Тяжело вздохнув, я повел Моник прочь от остальных:
— Пойдем прогуляемся.
Она огляделась, внимательно осматривая огромный лагерь вокруг нас.
Мы шли молча.
Единственным звуком был хруст листвы под нашими шагами.
Я мельком взглянул в сторону спарринговой площадки.
Ху и остальные мои бойцы смотрели на нас с явным интересом.
Я отвернулся и повел Моник в противоположную сторону.
День был прекрасный: солнце согревало лица. Но в моей голове царил полный бардак.
Голос стал грубым:
— Что случилось, Моник?
Она прикусила губу и подняла на меня свои огромные красивые глаза:
— Ну... Я бы сказала, что в лобби отеля Бэнкс и Дак устроили соревнование, у кого больше. И, по-моему, победителя так и не нашли. Зато точно кому-то прилетит огромный счет за ущерб.
Я стиснул зубы.
— Дак должен был думать только об одном, о том, как уберечь тебя и вернуть ко мне.
— Бэнкс наставил на Дака пушку, и, думаю, Дак это не особо оценил. Как только Бэнкс отвел ствол в сторону, Дак сразу на него набросился, — объяснила Моник.
Я закатил глаза.
— Там все куда глубже.
Она уставилась на меня:
— Правда?
— У них давняя вражда.

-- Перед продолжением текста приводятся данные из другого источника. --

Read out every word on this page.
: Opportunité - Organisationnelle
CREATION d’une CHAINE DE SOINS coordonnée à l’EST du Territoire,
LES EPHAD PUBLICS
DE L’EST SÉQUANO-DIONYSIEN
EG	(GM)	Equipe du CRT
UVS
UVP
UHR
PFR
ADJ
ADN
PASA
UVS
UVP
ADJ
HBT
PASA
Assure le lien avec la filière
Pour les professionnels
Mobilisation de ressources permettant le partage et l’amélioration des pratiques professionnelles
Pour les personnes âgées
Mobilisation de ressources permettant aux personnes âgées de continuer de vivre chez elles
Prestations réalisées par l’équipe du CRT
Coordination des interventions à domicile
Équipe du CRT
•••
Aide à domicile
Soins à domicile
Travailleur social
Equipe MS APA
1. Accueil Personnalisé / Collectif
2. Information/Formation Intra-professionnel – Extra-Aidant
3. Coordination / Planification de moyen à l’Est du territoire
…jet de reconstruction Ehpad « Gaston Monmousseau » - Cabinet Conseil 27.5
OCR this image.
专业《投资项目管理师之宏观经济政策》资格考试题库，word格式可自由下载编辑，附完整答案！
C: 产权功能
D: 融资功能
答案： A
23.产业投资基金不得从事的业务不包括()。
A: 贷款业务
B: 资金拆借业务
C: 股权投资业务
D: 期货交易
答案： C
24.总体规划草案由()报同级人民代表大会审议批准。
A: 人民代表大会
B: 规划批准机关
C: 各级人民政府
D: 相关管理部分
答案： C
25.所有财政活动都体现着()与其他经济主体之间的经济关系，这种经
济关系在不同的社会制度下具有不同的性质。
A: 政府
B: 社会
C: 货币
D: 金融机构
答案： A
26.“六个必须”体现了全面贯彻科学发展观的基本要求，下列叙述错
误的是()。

Все началось с того, что оба встречались с одной девушкой по имени Джейд.
— Хммм, — Моник округлила глаза. — Кажется, я помню, что Бэнкс встречался с какой-то Джейд.
— Лет пять назад?
— Да.
— Так вот, в то же время с ней встречался и Дак.
— Охренеть. — Она покачала головой. — Зная моего кузена, он точно не отступит, если речь идет о соревновании из-за женщины.
— Дак до сих пор считает, что Бэнкс увел у него Джейд. Когда он подошел к нему поговорить об этом, твой кузен кивнул, признал, что да, увел... и добавил, что, наверное, все дело в том, что у него банально на несколько дюймов больше.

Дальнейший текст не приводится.